His company, named CH4, after methane’s chemical formula, is competing to bring asparagopsis to the mouths of cows.
A manager examined the crop recently.
Cattle burps are a major source of methane, a potent greenhouse gas.
A farmer at an Australian feedlot with a handful of seaweed supplement.
At least two other Australian start-ups, Sea Forest and Rumin8, are in the seaweed-for-cattle race.
So are Symbrosia and Blue Ocean Barns, both in Hawaii.
Fonterra, a New Zealand dairy producer, has begun commercial trials of the seaweed supplement, and Ben and Jerry’s is planning its own trials soon. The global dairy giant Danone has invested in an asparagopsis start-up.
Whether seaweed can make a dent in cattle methane remains unclear. In the United States, there’s another hurdle to overcome: regulatory approval.
Nevertheless, it could be key to the beef and dairy industry’s ability to meet climate goals. Emissions from food systems alone, mainly meat and dairy, could raise the global average temperature by 1 degree Celsius by the end of the century, blowing past the threshold of relatively safe global warming, researchers have said.
Seabirds dive and squawk around the fishing port in Soando, an island off the southern tip of South Korea, as Mr. Shin’s boat pulls in with the morning’s harvest.
Mr. Shin, 44, has plied these waters for 20 years and has seen climate change upend his trade. He grows a red kelp species called pyropia, which favors cold water during its growing season. So he has been going further and further from shore in search of chilly waves.
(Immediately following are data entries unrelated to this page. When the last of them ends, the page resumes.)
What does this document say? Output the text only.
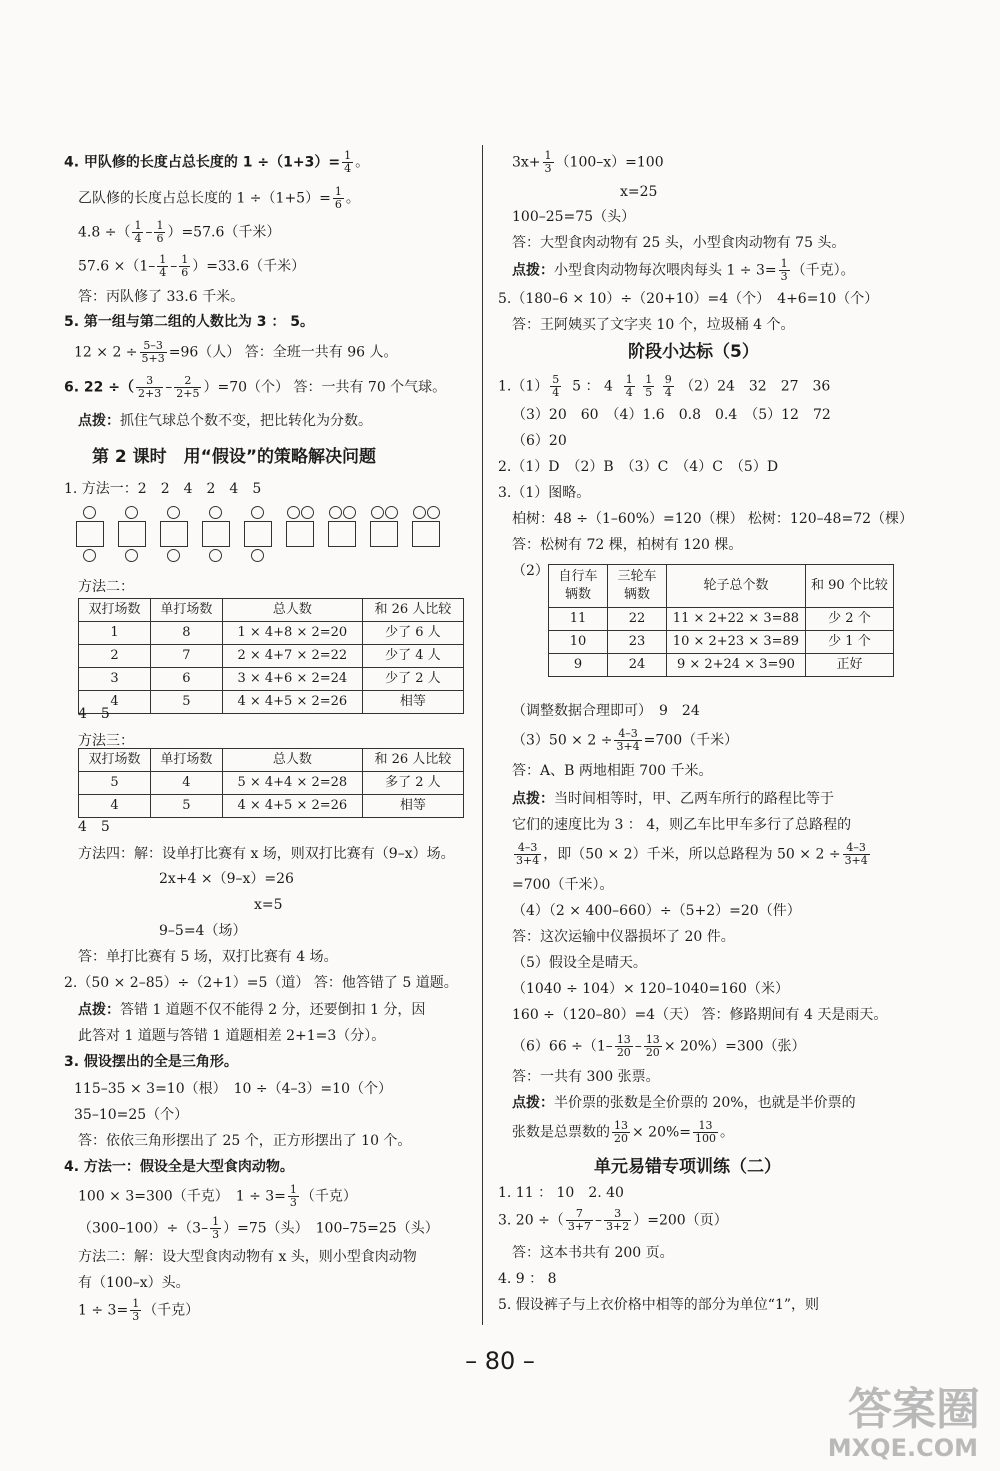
4. 甲队修的长度占总长度的 $1 \div(1+3)= \frac{1}{4}$ 。
乙队修的长度占总长度的 $1 \div(1+5)= \frac{1}{6}$ 。
4.8 ÷（ $\frac{1}{4} - \frac{1}{6} )=57.6$（千米）
$57.6 \times(1- \frac{1}{4} - \frac{1}{6} )=33.6$（千米）
答：丙队修了 33.6 千米。
5. 第一组与第二组的人数比为 3 ： 5。
$12 \times 2 \div \frac{5-3}{5+3} =96$（人） 答：全班一共有 96 人。
6. 22 ÷（ $\frac{3}{2+3} - \frac{2}{2+5} )=70$（个） 答：一共有 70 个气球。
点拨：抓住气球总个数不变，把比转化为分数。
第 2 课时　用“假设”的策略解决问题
1. 方法一：2　2　4　2　4　5
方法二：
双打场数	单打场数	总人数	和 26 人比较
1	8	1 × 4+8 × 2=20	少了 6 人
2	7	2 × 4+7 × 2=22	少了 4 人
3	6	3 × 4+6 × 2=24	少了 2 人
4	5	4 × 4+5 × 2=26	相等
4　5
方法三：
双打场数	单打场数	总人数	和 26 人比较
5	4	5 × 4+4 × 2=28	多了 2 人
4	5	4 × 4+5 × 2=26	相等
4　5
方法四：解：设单打比赛有 x 场，则双打比赛有（9–x）场。
2x+4 ×（9–x）=26
x=5
9–5=4（场）
答：单打比赛有 5 场，双打比赛有 4 场。
2.（50 × 2–85）÷（2+1）=5（道） 答：他答错了 5 道题。
点拨：答错 1 道题不仅不能得 2 分，还要倒扣 1 分，因
此答对 1 道题与答错 1 道题相差 2+1=3（分）。
3. 假设摆出的全是三角形。
115–35 × 3=10（根）　10 ÷（4–3）=10（个）
35–10=25（个）
答：依依三角形摆出了 25 个，正方形摆出了 10 个。
4. 方法一：假设全是大型食肉动物。
100 × 3=300（千克）　$1 \div 3= \frac{1}{3}$ （千克）
$(300-100)\div(3- \frac{1}{3} )=75$（头）　100–75=25（头）
方法二：解：设大型食肉动物有 x 头，则小型食肉动物
有（100–x）头。
$1 \div 3= \frac{1}{3}$ （千克）
$3x+ \frac{1}{3} (100-x)=100$
x=25
100–25=75（头）
答：大型食肉动物有 25 头，小型食肉动物有 75 头。
点拨：小型食肉动物每次喂肉每头 $1 \div 3= \frac{1}{3}$ （千克）。
5.（180–6 × 10）÷（20+10）=4（个）　4+6=10（个）
答：王阿姨买了文字夹 10 个，垃圾桶 4 个。
阶段小达标（5）
$1.(1) \frac{5}{4} 5$ ： $4 \frac{1}{4}$
$\frac{1}{5}$
$\frac{9}{4} (2)24$　32　27　36
（3）20　60　（4）1.6　0.8　0.4　（5）12　72
（6）20
2.（1）D　（2）B　（3）C　（4）C　（5）D
3.（1）图略。
柏树：48 ÷（1–60%）=120（棵） 松树：120–48=72（棵）
答：松树有 72 棵，柏树有 120 棵。
（2） 自行车辆数	三轮车辆数	轮子总个数	和 90 个比较
11	22	11 × 2+22 × 3=88	少 2 个
10	23	10 × 2+23 × 3=89	少 1 个
9	24	9 × 2+24 × 3=90	正好
（调整数据合理即可）　9　24
$(3)50 \times 2 \div \frac{4-3}{3+4} =700$（千米）
答：A、B 两地相距 700 千米。
点拨：当时间相等时，甲、乙两车所行的路程比等于
它们的速度比为 3 ： 4，则乙车比甲车多行了总路程的
$\frac{4-3}{3+4}$ ，即（50 × 2）千米，所以总路程为 $50 \times 2 \div \frac{4-3}{3+4}$
=700（千米）。
（4）（2 × 400–660）÷（5+2）=20（件）
答：这次运输中仪器损坏了 20 件。
（5）假设全是晴天。
（1040 ÷ 104）× 120–1040=160（米）
160 ÷（120–80）=4（天） 答：修路期间有 4 天是雨天。
$(6)66 \div(1- \frac{13}{20} - \frac{13}{20} \times 20\%)=300$（张）
答：一共有 300 张票。
点拨：半价票的张数是全价票的 20%，也就是半价票的
张数是总票数的 $\frac{13}{20} \times 20\%= \frac{13}{100}$ 。
单元易错专项训练（二）
1. 11 ： 10　2. 40
3. 20 ÷（ $\frac{7}{3+7} - \frac{3}{3+2} )=200$（页）
答：这本书共有 200 页。
4. 9 ： 8
5. 假设裤子与上衣价格中相等的部分为单位“1”，则
– 80 –
答案圈
MXQE.COM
By mid-April, Mr. Shin says, the water isn’t as cold as Pyropia likes. His yield has suffered. “People want more seaweed these days,” he said. “But there’s no more seaweed.”
Since 1968, the waters where Mr. Shin farms have warmed by 1.4 degrees Celsius, slightly higher than the global average. That’s why South Korean scientists are racing to breed strains that can thrive in warmer waters.
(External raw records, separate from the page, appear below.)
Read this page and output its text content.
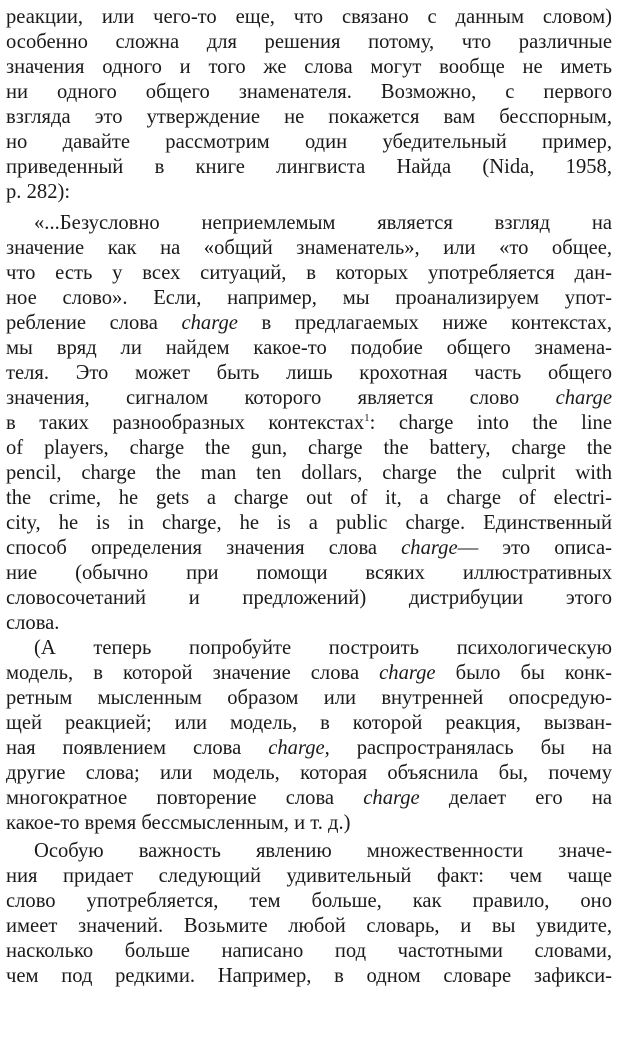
реакции, или чего-то еще, что связано с данным словом)
особенно сложна для решения потому, что различные
значения одного и того же слова могут вообще не иметь
ни одного общего знаменателя. Возможно, с первого
взгляда это утверждение не покажется вам бесспорным,
но давайте рассмотрим один убедительный пример,
приведенный в книге лингвиста Найда (Nida, 1958,
p. 282):
«...Безусловно неприемлемым является взгляд на
значение как на «общий знаменатель», или «то общее,
что есть у всех ситуаций, в которых употребляется дан-
ное слово». Если, например, мы проанализируем упот-
ребление слова charge в предлагаемых ниже контекстах,
мы вряд ли найдем какое-то подобие общего знамена-
теля. Это может быть лишь крохотная часть общего
значения, сигналом которого является слово charge
в таких разнообразных контекстах$^1$: charge into the line
of players, charge the gun, charge the battery, charge the
pencil, charge the man ten dollars, charge the culprit with
the crime, he gets a charge out of it, a charge of electri-
city, he is in charge, he is a public charge. Единственный
способ определения значения слова charge— это описа-
ние (обычно при помощи всяких иллюстративных
словосочетаний и предложений) дистрибуции этого
слова.
(А теперь попробуйте построить психологическую
модель, в которой значение слова charge было бы конк-
ретным мысленным образом или внутренней опосредую-
щей реакцией; или модель, в которой реакция, вызван-
ная появлением слова charge, распространялась бы на
другие слова; или модель, которая объяснила бы, почему
многократное повторение слова charge делает его на
какое-то время бессмысленным, и т. д.)
Особую важность явлению множественности значе-
ния придает следующий удивительный факт: чем чаще
слово употребляется, тем больше, как правило, оно
имеет значений. Возьмите любой словарь, и вы увидите,
насколько больше написано под частотными словами,
чем под редкими. Например, в одном словаре зафикси-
Seaweed farms are a far cry from the rows of corn and wheat that make up monoculture farming on land. But even as they signify new opportunities, they present ecological risks, many of them unknown.
They could block sunlight to creatures who need it below. They could scatter plastic buoys in the sea, which already suffers from too much plastic. They could leave their plant detritus on the seafloor, altering the marine ecosystem.
“It needs to be carried out with a great deal of care,” said Scott Pillias, a doctoral student in economics who studies marine systems at the University of Queensland. “We shouldn’t expect seaweed to save us.”